Justiça
Foto: Márcio Daudt TJ RS

Leandro Boldrini, acusado de ser o mentor intelectual da morte do filho Bernardo Boldrini, em abril  de 2014, foi novamente condenado. A pena total foi de 31 anos e 8 meses de reclusão. A leitura da sentença foi feita pela Juíza Presidente do Tribunal do Júri, Sucilene Engler Audino, no final da tarde desta quinta-feira, no Salão do Júri do Foro da Comarca de Três Passos, onde foi realizado o julgamento.

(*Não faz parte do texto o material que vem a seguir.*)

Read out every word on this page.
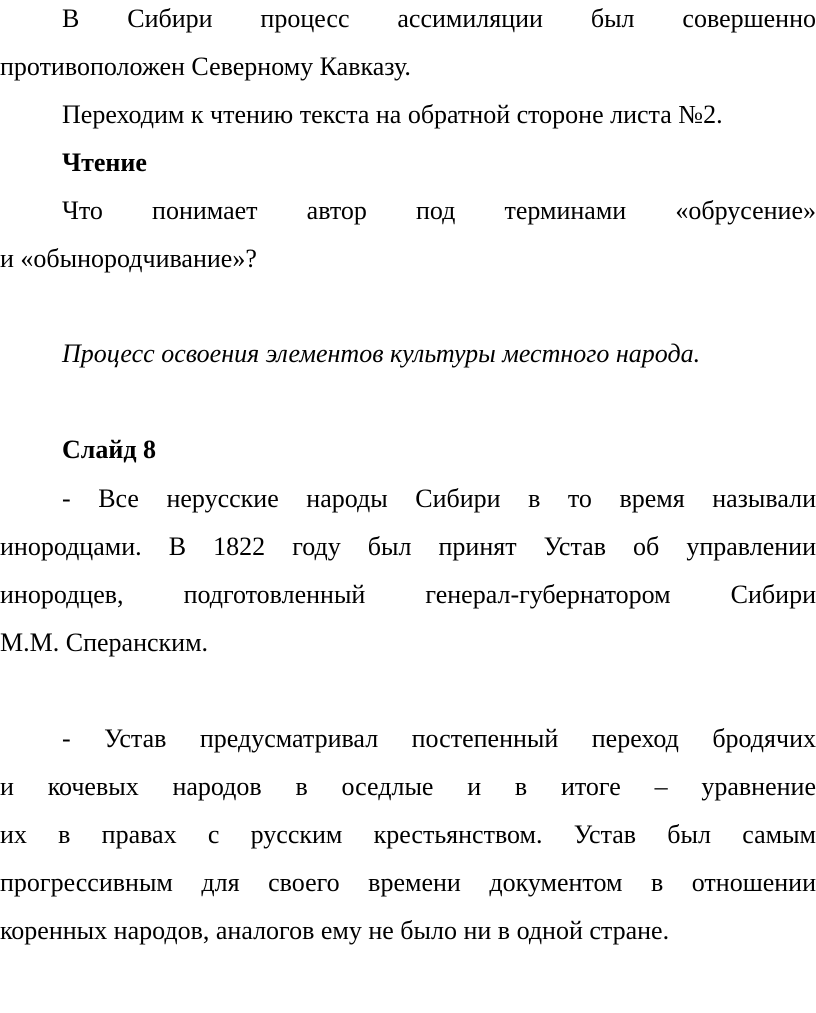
В Сибири процесс ассимиляции был совершенно
противоположен Северному Кавказу.
Переходим к чтению текста на обратной стороне листа №2.
Чтение
Что понимает автор под терминами «обрусение»
и «обынородчивание»?
Процесс освоения элементов культуры местного народа.
Слайд 8
- Все нерусские народы Сибири в то время называли
инородцами. В 1822 году был принят Устав об управлении
инородцев, подготовленный генерал-губернатором Сибири
М.М. Сперанским.
- Устав предусматривал постепенный переход бродячих
и кочевых народов в оседлые и в итоге – уравнение
их в правах с русским крестьянством. Устав был самым
прогрессивным для своего времени документом в отношении
коренных народов, аналогов ему не было ни в одной стране.
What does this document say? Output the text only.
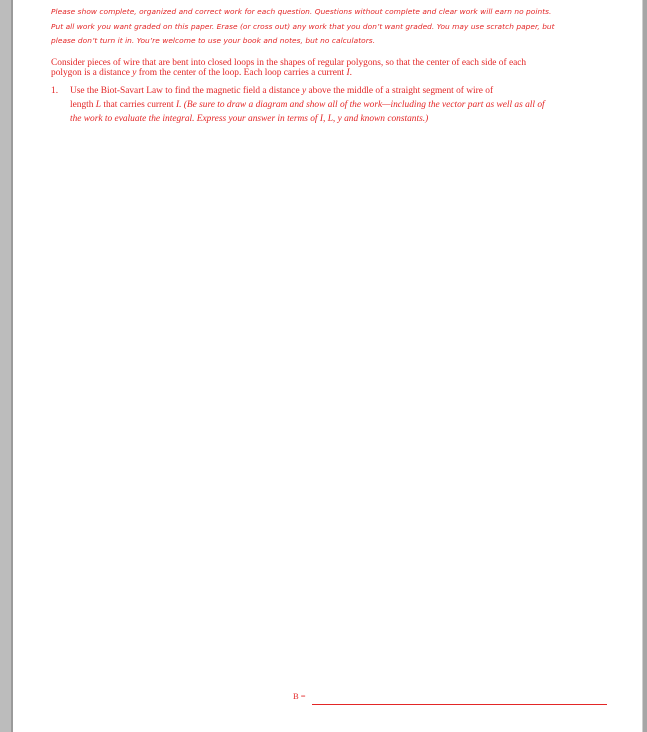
Please show complete, organized and correct work for each question. Questions without complete and clear work will earn no points.
Put all work you want graded on this paper. Erase (or cross out) any work that you don’t want graded. You may use scratch paper, but
please don’t turn it in. You’re welcome to use your book and notes, but no calculators.
Consider pieces of wire that are bent into closed loops in the shapes of regular polygons, so that the center of each side of each
polygon is a distance y from the center of the loop. Each loop carries a current I.
1. Use the Biot-Savart Law to find the magnetic field a distance y above the middle of a straight segment of wire of
length L that carries current I. (Be sure to draw a diagram and show all of the work—including the vector part as well as all of
the work to evaluate the integral. Express your answer in terms of I, L, y and known constants.)
B =
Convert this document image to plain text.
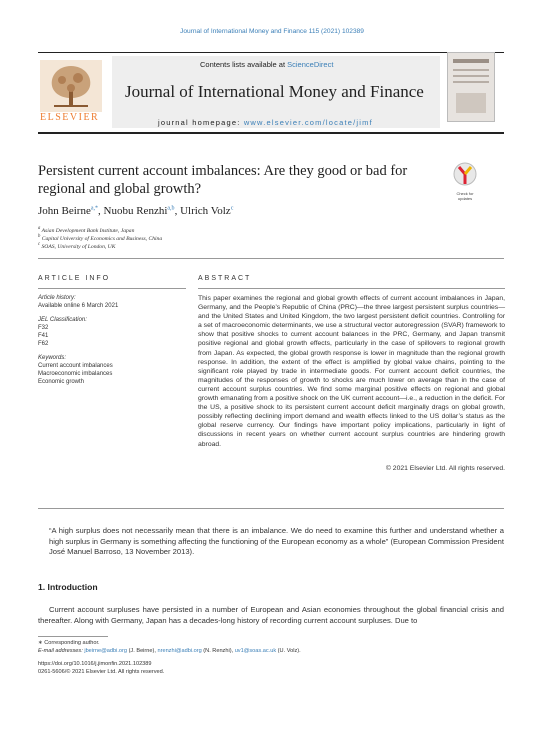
Journal of International Money and Finance 115 (2021) 102389
ELSEVIER
Contents lists available at ScienceDirect
Journal of International Money and Finance
journal homepage: www.elsevier.com/locate/jimf
Persistent current account imbalances: Are they good or bad for regional and global growth?	Check for
updates
John Beirne$^{a,*}$, Nuobu Renzhi$^{a,b}$, Ulrich Volz$^c$
$^a$ Asian Development Bank Institute, Japan
$^b$ Capital University of Economics and Business, China
$^c$ SOAS, University of London, UK
ARTICLE INFO
Article history:
Available online 6 March 2021
JEL Classification:
F32
F41
F62
Keywords:
Current account imbalances
Macroeconomic imbalances
Economic growth
ABSTRACT
This paper examines the regional and global growth effects of current account imbalances in Japan, Germany, and the People’s Republic of China (PRC)—the three largest persistent surplus countries—and the United States and United Kingdom, the two largest persistent deficit countries. Controlling for a set of macroeconomic determinants, we use a structural vector autoregression (SVAR) framework to show that positive shocks to current account balances in the PRC, Germany, and Japan transmit positive regional and global growth effects, particularly in the case of spillovers to regional growth from Japan. As expected, the global growth response is lower in magnitude than the regional growth response. In addition, the extent of the effect is amplified by global value chains, pointing to the significant role played by trade in intermediate goods. For current account deficit countries, the magnitudes of the responses of growth to shocks are much lower on average than in the case of current account surplus countries. We find some marginal positive effects on regional and global growth emanating from a positive shock on the UK current account—i.e., a reduction in the deficit. For the US, a positive shock to its persistent current account deficit marginally drags on global growth, possibly reflecting declining import demand and wealth effects linked to the US dollar’s status as the global reserve currency. Our findings have important policy implications, particularly in light of discussions in recent years on whether current account surplus countries are hindering growth abroad.
© 2021 Elsevier Ltd. All rights reserved.
“A high surplus does not necessarily mean that there is an imbalance. We do need to examine this further and understand whether a high surplus in Germany is something affecting the functioning of the European economy as a whole” (European Commission President José Manuel Barroso, 13 November 2013).
1. Introduction
Current account surpluses have persisted in a number of European and Asian economies throughout the global financial crisis and thereafter. Along with Germany, Japan has a decades-long history of recording current account surpluses. Due to
∗ Corresponding author.
E-mail addresses: jbeirne@adbi.org (J. Beirne), nrenzhi@adbi.org (N. Renzhi), uv1@soas.ac.uk (U. Volz).
https://doi.org/10.1016/j.jimonfin.2021.102389
0261-5606/© 2021 Elsevier Ltd. All rights reserved.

Após quatro dias de trabalhos, o Conselho de Sentença do Tribunal do Júri da Comarca de Três Passos chegou a um veredicto e entendeu que o réu é culpado pelo homicídio quadruplamente qualificado e por falsidade ideológica. Ele foi absolvido da acusação de ocultação de cadáver. Confira as penas:

  • Homicídio quadruplamente qualificado – 30 anos e 8 meses de reclusão
  • Falsidade ideológica – 1 ano de reclusão falsidade

Leandro Boldrini acompanhou o primeiro dia de julgamento, mas, na terça-feira, foi solicitado atendimento médico e ele foi dispensado de permanecer em plenário. Hoje pela manhã, a defesa dele comunicou que o réu não estava em condições de ser interrogado e ele retornou ao Presídio de Ijuí, onde permaneceu nos últimos dias.

Caso
Bernardo Boldrini tinha 11 anos quando desapareceu, em Três Passos, no dia 04/04/14. Seu corpo foi encontrado dez dias depois, enterrado em uma cova vertical em uma propriedade às margens do rio Mico, na cidade vizinha, Frederico Westphalen.

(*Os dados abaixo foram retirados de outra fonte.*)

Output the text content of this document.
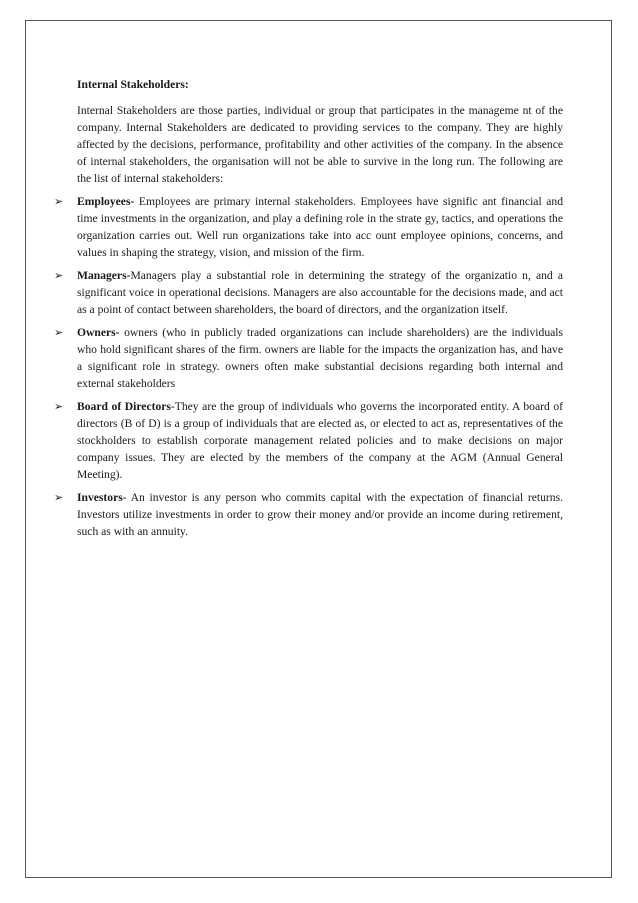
Internal Stakeholders:

Internal Stakeholders are those parties, individual or group that participates in the manageme nt of the company. Internal Stakeholders are dedicated to providing services to the company. They are highly affected by the decisions, performance, profitability and other activities of the company. In the absence of internal stakeholders, the organisation will not be able to survive in the long run. The following are the list of internal stakeholders:

➢ Employees- Employees are primary internal stakeholders. Employees have signific ant financial and time investments in the organization, and play a defining role in the strate gy, tactics, and operations the organization carries out. Well run organizations take into acc ount employee opinions, concerns, and values in shaping the strategy, vision, and mission of the firm.
➢ Managers-Managers play a substantial role in determining the strategy of the organizatio n, and a significant voice in operational decisions. Managers are also accountable for the decisions made, and act as a point of contact between shareholders, the board of directors, and the organization itself.
➢ Owners- owners (who in publicly traded organizations can include shareholders) are the individuals who hold significant shares of the firm. owners are liable for the impacts the organization has, and have a significant role in strategy. owners often make substantial decisions regarding both internal and external stakeholders
➢ Board of Directors-They are the group of individuals who governs the incorporated entity. A board of directors (B of D) is a group of individuals that are elected as, or elected to act as, representatives of the stockholders to establish corporate management related policies and to make decisions on major company issues. They are elected by the members of the company at the AGM (Annual General Meeting).
➢ Investors- An investor is any person who commits capital with the expectation of financial returns. Investors utilize investments in order to grow their money and/or provide an income during retirement, such as with an annuity.
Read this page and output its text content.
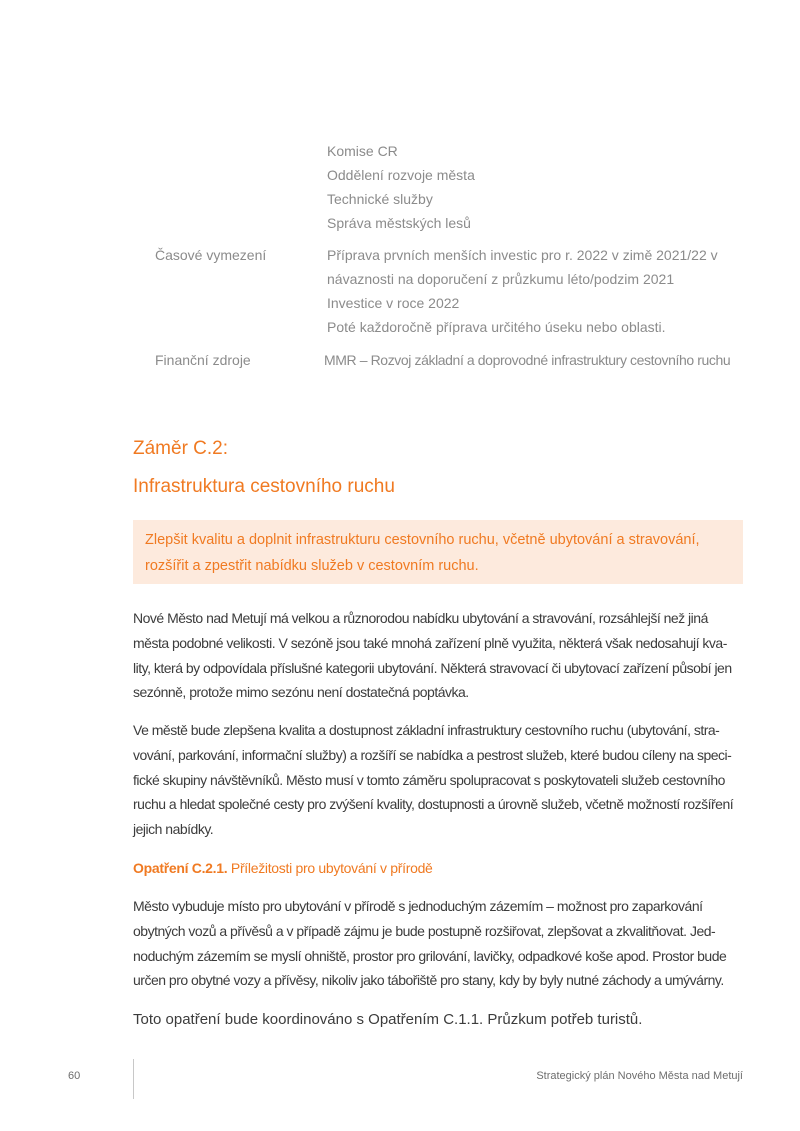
Komise CR
Oddělení rozvoje města
Technické služby
Správa městských lesů
Časové vymezení	Příprava prvních menších investic pro r. 2022 v zimě 2021/22 v
návaznosti na doporučení z průzkumu léto/podzim 2021
Investice v roce 2022
Poté každoročně příprava určitého úseku nebo oblasti.
Finanční zdroje	MMR – Rozvoj základní a doprovodné infrastruktury cestovního ruchu
Záměr C.2:
Infrastruktura cestovního ruchu
Zlepšit kvalitu a doplnit infrastrukturu cestovního ruchu, včetně ubytování a stravování,
rozšířit a zpestřit nabídku služeb v cestovním ruchu.
Nové Město nad Metují má velkou a různorodou nabídku ubytování a stravování, rozsáhlejší než jiná
města podobné velikosti. V sezóně jsou také mnohá zařízení plně využita, některá však nedosahují kva-
lity, která by odpovídala příslušné kategorii ubytování. Některá stravovací či ubytovací zařízení působí jen
sezónně, protože mimo sezónu není dostatečná poptávka.
Ve městě bude zlepšena kvalita a dostupnost základní infrastruktury cestovního ruchu (ubytování, stra-
vování, parkování, informační služby) a rozšíří se nabídka a pestrost služeb, které budou cíleny na speci-
fické skupiny návštěvníků. Město musí v tomto záměru spolupracovat s poskytovateli služeb cestovního
ruchu a hledat společné cesty pro zvýšení kvality, dostupnosti a úrovně služeb, včetně možností rozšíření
jejich nabídky.
Opatření C.2.1. Příležitosti pro ubytování v přírodě
Město vybuduje místo pro ubytování v přírodě s jednoduchým zázemím – možnost pro zaparkování
obytných vozů a přívěsů a v případě zájmu je bude postupně rozšiřovat, zlepšovat a zkvalitňovat. Jed-
noduchým zázemím se myslí ohniště, prostor pro grilování, lavičky, odpadkové koše apod. Prostor bude
určen pro obytné vozy a přívěsy, nikoliv jako tábořiště pro stany, kdy by byly nutné záchody a umývárny.
Toto opatření bude koordinováno s Opatřením C.1.1. Průzkum potřeb turistů.
60	Strategický plán Nového Města nad Metují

No mesmo dia, o pai e a madrasta da criança, Graciele Ugulini, foram presos, suspeitos, respectivamente, de serem o mentor intelectual e a executora do crime, com a ajuda da amiga dela, Edelvania Wirganovicz. Dias depois, Evandro Wirganovicz foi preso, suspeito de ser a pessoa que preparou a cova onde o menino foi enterrado.

Primeiro júri e anulação
Em 2019, Leandro foi condenado a 33 anos e 8 meses de prisão (30 anos e 8 meses por homicídio, 2 anos por ocultação de cadáver e 1 ano por falsidade ideológica).

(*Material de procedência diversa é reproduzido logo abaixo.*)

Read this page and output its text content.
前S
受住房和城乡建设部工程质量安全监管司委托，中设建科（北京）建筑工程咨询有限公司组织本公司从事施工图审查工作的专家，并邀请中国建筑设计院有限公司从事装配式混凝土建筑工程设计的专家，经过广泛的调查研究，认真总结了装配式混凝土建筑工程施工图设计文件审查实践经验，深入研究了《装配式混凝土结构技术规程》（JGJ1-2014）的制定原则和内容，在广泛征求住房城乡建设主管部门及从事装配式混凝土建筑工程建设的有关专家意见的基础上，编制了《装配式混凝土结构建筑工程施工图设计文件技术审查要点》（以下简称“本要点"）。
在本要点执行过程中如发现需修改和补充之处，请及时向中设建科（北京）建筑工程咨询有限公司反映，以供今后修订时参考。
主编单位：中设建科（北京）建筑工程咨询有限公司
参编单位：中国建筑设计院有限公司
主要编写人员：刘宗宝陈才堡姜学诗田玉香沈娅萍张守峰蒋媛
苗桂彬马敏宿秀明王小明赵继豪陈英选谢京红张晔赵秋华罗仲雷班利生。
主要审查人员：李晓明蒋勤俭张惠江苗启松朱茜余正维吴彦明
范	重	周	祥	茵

Também foram condenados: Graciele Ugulini (34 anos e 7 meses de reclusão), Edelvania Wirganovicz (22 anos e 10 meses) e Evandro Wirganovicz (9 anos e 6 meses).

No final de 2021, a 1ª Câmara Criminal do TJRS considerou que houve quebra da paridade de armas durante o interrogatório do médico, anulando o seu julgamento.

Situação atual dos réus
O réu Leandro Boldrini está preso preventivamente desde 14/04/2014. Graciele Ugulini segue presa e tem previsão para progressão de regime para o semiaberto em 09/07/2026. Edelvania Wirganovicz está atualmente em regime semiaberto. E Evandro Wirganovicz está em regime semiaberto, atualmente em livramento condicional.